Nik Douglas, a cryptographer, applications engineer, and director of the C++ team at Ripple, has released a recommended process for enhancing the privacy of transactions around the XRP ledger.
Inside his Github post on March 30, Bougalis centered on the destination tags that are assigned to trades made between pockets supplied by exchanges or third party suppliers — also known as hosted wallets.
Douglas argued that these destination tags pose a potential privacy risk for consumers, which might be mastered through his proposed system of”blinded tags.”
Any transaction made between hosted pockets on the XRP ledger entails two types of tag: a source label, which indicates to which user has initiated the trade, and a destination tag, meaning that the transacted funds are to be shipped.
On a cryptocurrency exchange, the origin tag (i.e., wallet address) can stay constant or variable (determined by customers’ individual choice).
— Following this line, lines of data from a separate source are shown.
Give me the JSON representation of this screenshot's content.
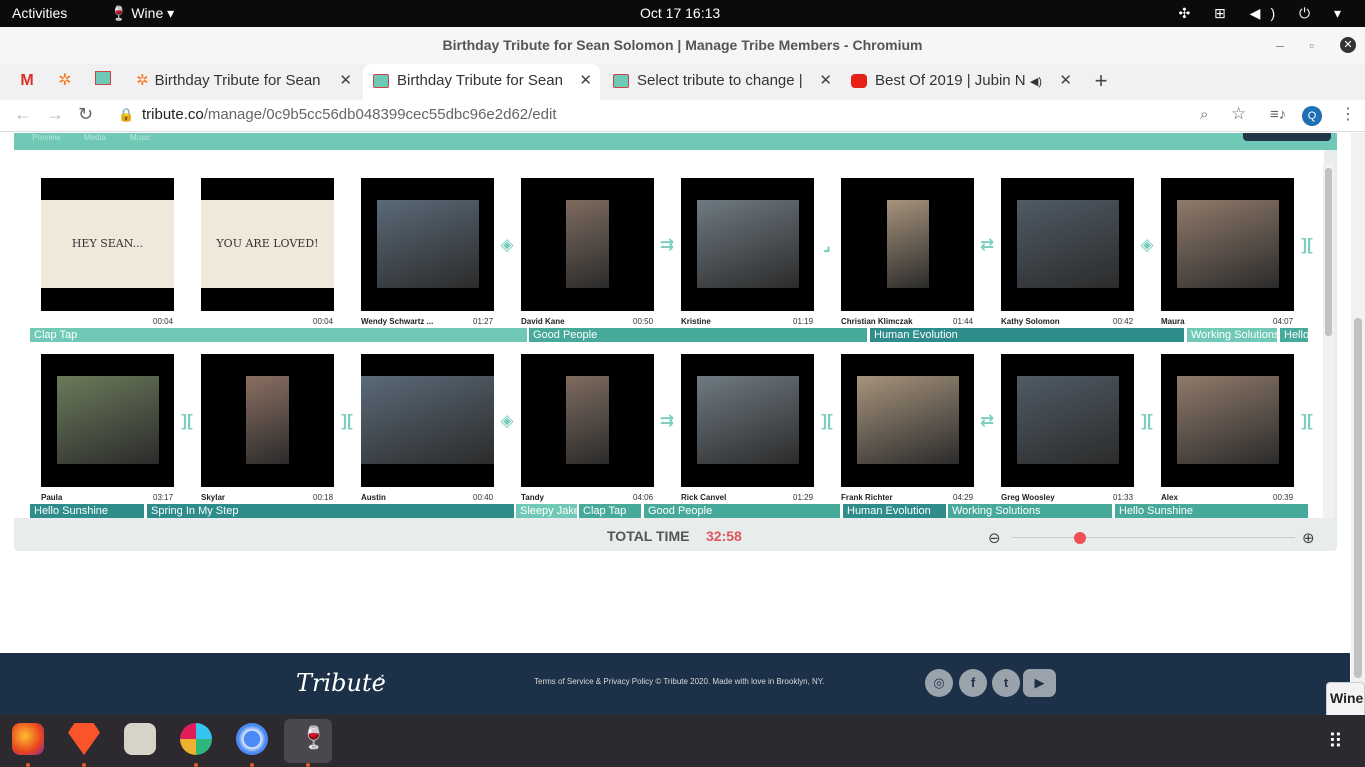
{
  "system": {
    "activities": "Activities",
    "app": "Wine",
    "clock": "Oct 17  16:13"
  },
  "window": {
    "title": "Birthday Tribute for Sean Solomon | Manage Tribe Members - Chromium"
  },
  "tabs": [
    {
      "label": "Birthday Tribute for Sean",
      "icon": "tribute-favicon"
    },
    {
      "label": "Birthday Tribute for Sean",
      "icon": "tribute-favicon"
    },
    {
      "label": "Select tribute to change |",
      "icon": "tribute-favicon"
    },
    {
      "label": "Best Of 2019 | Jubin N",
      "icon": "youtube-favicon"
    }
  ],
  "browser": {
    "url_host": "tribute.co",
    "url_path": "/manage/0c9b5cc56db048399cec55dbc96e2d62/edit",
    "profile": "Q"
  },
  "editor_tabs": [
    "Preview",
    "Media",
    "Music"
  ],
  "row1": [
    {
      "name": "",
      "dur": "00:04",
      "slide": "HEY SEAN..."
    },
    {
      "name": "",
      "dur": "00:04",
      "slide": "YOU ARE LOVED!"
    },
    {
      "name": "Wendy Schwartz ...",
      "dur": "01:27"
    },
    {
      "name": "David Kane",
      "dur": "00:50"
    },
    {
      "name": "Kristine",
      "dur": "01:19"
    },
    {
      "name": "Christian Klimczak",
      "dur": "01:44"
    },
    {
      "name": "Kathy Solomon",
      "dur": "00:42"
    },
    {
      "name": "Maura",
      "dur": "04:07"
    }
  ],
  "row2": [
    {
      "name": "Paula",
      "dur": "03:17"
    },
    {
      "name": "Skylar",
      "dur": "00:18"
    },
    {
      "name": "Austin",
      "dur": "00:40"
    },
    {
      "name": "Tandy",
      "dur": "04:06"
    },
    {
      "name": "Rick Canvel",
      "dur": "01:29"
    },
    {
      "name": "Frank Richter",
      "dur": "04:29"
    },
    {
      "name": "Greg Woosley",
      "dur": "01:33"
    },
    {
      "name": "Alex",
      "dur": "00:39"
    }
  ],
  "music1": [
    "Clap Tap",
    "Good People",
    "Human Evolution",
    "Working Solutions",
    "Hello"
  ],
  "music2": [
    "Hello Sunshine",
    "Spring In My Step",
    "Sleepy Jake",
    "Clap Tap",
    "Good People",
    "Human Evolution",
    "Working Solutions",
    "Hello Sunshine"
  ],
  "total": {
    "label": "TOTAL TIME",
    "value": "32:58"
  },
  "footer": {
    "logo": "Tribute",
    "legal": "Terms of Service & Privacy Policy © Tribute 2020. Made with love in Brooklyn, NY."
  },
  "popup": "Wine"
}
However, trade creates a unique destination tag for each business.
Target tags, in their current form, are unsigned 32-bit integers — meaning that there are over 4 billion possible different combinations that can be used to create each label. At the moment, these 4+ billion mixtures are sufficient to allow exchanges to generate a unique destination tag for every user — and perhaps for the near future, Douglas says.
However, the matter isn’t the finitude of possible combinations. Still, instead, the solitude hurdles that destination tags present, as an attacker could feasibly correlate transactions by isolating the” address, label set as an exceptional address corresponding to one client.”
One way to surmount this problem would be to utilize a method of so-called”blinded tags” — tags that are, in Bougalis’ outline, “mutated in such a way it is meaningful only to the sender and the recipient of a transaction, but seems arbitrary to everybody else.”
Last spring, Ripple’s Xpring combined the firm behind privacy-focused altcoin Zcash (ZEC) to invest in Bolt Labs. In essence, crypto payments begin aiming to create an anonymous second-layer protocol that could be added to present cryptocurrency networks.